Moorcock never expected his tales of a doomed sorcerer and a soul-stealing sword to become valuable for gaming. “I hadn’t anticipated that some people would start turning all this stuff into commercial businesses and so it was a bit of a surprise when D&D and Chaosium, for instance, started fighting over who ‘owned’ the rights to the Elric ‘cosmology.’”

In 1980, Deities & Demigods reached gamers, complete with sections describing the Melnibonéan mythos and the Cthulhu mythos. Meanwhile, Chaosium prepared to publish their Stormbringer and Call of Cthulhu role-playing games in 1981. They sent cease-and-desist letters to TSR. “I don’t blame them a bit,” Ward writes. However, Chaosium knew nothing about the two letters authorizing TSR to use the content.

The legal demand put TSR in a bind. Armed with their letters of permission, TSR could have fought. “The company wasn’t rich at that point,” Ward explains. Brian Blume, TSR’s head of operations, “didn’t want to go to California, get a California lawyer, and spend time and money winning the case.” TSR could have stopped selling Deities & Demigods, but it sold great. Pulling the book meant pulping copies on hand, reprinting, and paying new costs. Reprinting the book with fewer pages would take time. During the lapse, some customers would lose interest and TSR would lose sales.

So TSR sought an accommodation with Chaosium. Fortunately, both companies had something to give.

In addition to the licensed role-playing games Chaosium scheduled for 1981, the company planned Thieves’ World, a roleplaying supplement based on Robert Asprin’s shared-world series of books. In order to give the supplement maximum appeal, it would include game stats for Advanced Dungeons & Dragons, Adventures in Fantasy, Chivalry & Sorcery, DragonQuest, The Fantasy Trip, RuneQuest, Tunnels & Trolls, and even Traveller. But TSR zealously defended the trademarks to AD&D and D&D. If the supplement touted compatibility and named the games on the cover, Chaosium needed permission. In Designers & Dragons, game historian Shannon Appelcline writes, “Chaosium got the rights to use the TSR trademarks in Thieves’ World and in exchange TSR was allowed to continue using the [Melnibonéan and Cthulhu mythos in Deities & Demigods].” As part of the deal, TSR added a notice into the book’s second printing. “Special Thanks are also given to Chaosium, Inc. for permission to use the material found in the Cthulhu Mythos and the Melnibonéan Mythos.”

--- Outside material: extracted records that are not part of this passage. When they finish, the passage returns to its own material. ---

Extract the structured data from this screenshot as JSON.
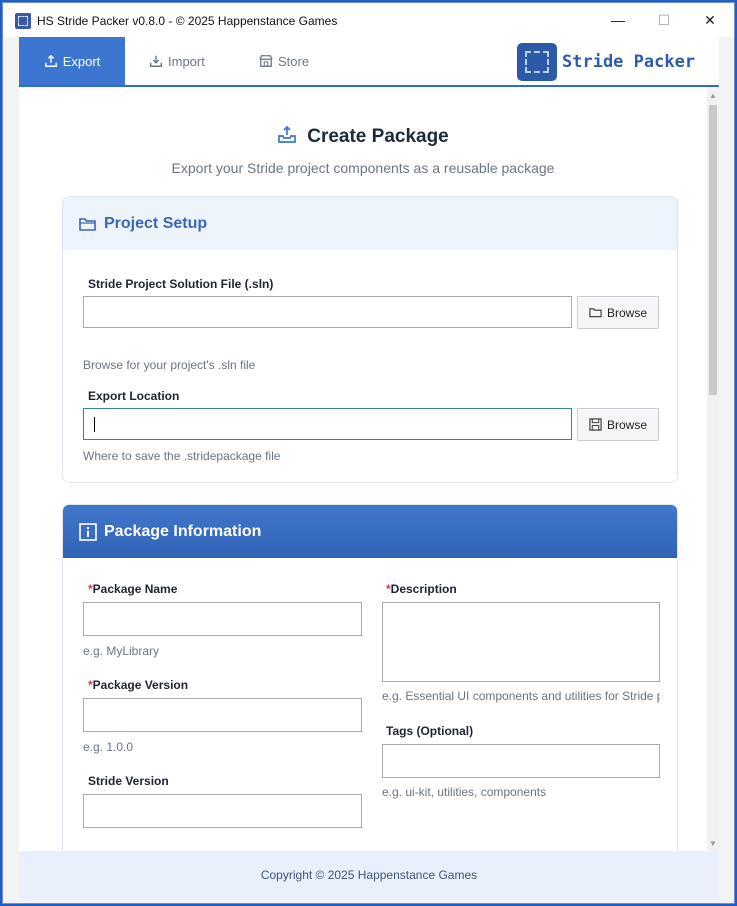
{
  "window": {
    "title": "HS Stride Packer v0.8.0 - © 2025 Happenstance Games",
    "min": "—",
    "max": "☐",
    "close": "✕"
  },
  "nav": {
    "tabs": [
      {
        "label": "Export",
        "icon": "upload-tray-icon",
        "active": true
      },
      {
        "label": "Import",
        "icon": "download-tray-icon",
        "active": false
      },
      {
        "label": "Store",
        "icon": "store-icon",
        "active": false
      }
    ],
    "brand": "Stride Packer"
  },
  "page": {
    "title": "Create Package",
    "subtitle": "Export your Stride project components as a reusable package"
  },
  "project_setup": {
    "heading": "Project Setup",
    "sln_label": "Stride Project Solution File (.sln)",
    "sln_value": "",
    "sln_hint": "Browse for your project's .sln file",
    "browse1": "Browse",
    "export_label": "Export Location",
    "export_value": "",
    "export_hint": "Where to save the .stridepackage file",
    "browse2": "Browse"
  },
  "package_info": {
    "heading": "Package Information",
    "required_mark": "*",
    "name_label": "Package Name",
    "name_hint": "e.g. MyLibrary",
    "version_label": "Package Version",
    "version_hint": "e.g. 1.0.0",
    "stride_version_label": "Stride Version",
    "description_label": "Description",
    "description_hint": "e.g. Essential UI components and utilities for Stride p",
    "tags_label": "Tags (Optional)",
    "tags_hint": "e.g. ui-kit, utilities, components"
  },
  "footer": {
    "text": "Copyright © 2025 Happenstance Games"
  },
  "colors": {
    "accent": "#3d76d1",
    "brand": "#2e5bae",
    "required": "#d23c3c"
  }
}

If TSR had kept the notice and the original content, the story would have ended quietly, with no bogus legends of plagiarism and banning. But for 1980’s third printing, TSR had time to drop the Lovecraft and Moorcock sections and reconfigure the book with fewer pages.

Why did Brian Blume choose to withdraw the content despite trading for permission to keep it? Appelcline cites a desire to soothe the same fears of Satanism that would lead TSR to retitle the book Legends & Lore in 1985. Presumably, existential horror and evil gods might worry parents, and that worried TSR. Other sources say Blume didn’t want a TSR book to fuel interest in Elric or Cthulhu because that would drive players to a competitor’s games.

As for a copy of Deities & Demigods funding a retirement, more copies of the first two printings exist than the legend suggests. According to the D&D collector’s site The Acaeum as many as 15,000 copies reached buyers. In auction, the book fetches more than other D&D hardcovers, but prices have fallen.

In an odd postscript, Fritz Leiber, the third author featured in Deities & Demigods, would land TSR and Chaosium in a second dispute over conflicting licenses. In 1983, Chaosium planned a follow up to Thieves’ World featuring Leiber’s city of Lankhmar. They already had a license agreement when TSR announced that they had a license from Leiber too. “It turned out that Leiber had indeed licensed both companies,” Appelcline writes. “Chaosium pointed out that their license was earlier, but TSR replied that if that was the case, they would sue Leiber.” Gary Gygax may have counted the author as a friend, but Brian Blume ran TSR. To protect Leiber from a suit, Chaosium dropped their claim. In an email, Chaosium founder Greg Stafford explained the decision. “Fritz was one of my literary heroes in those days, and also a terminal alcoholic, and I just imagined the havoc that would ensue for him, so I just dropped it.” In 1985, TSR published Lankhmar: City of Adventure.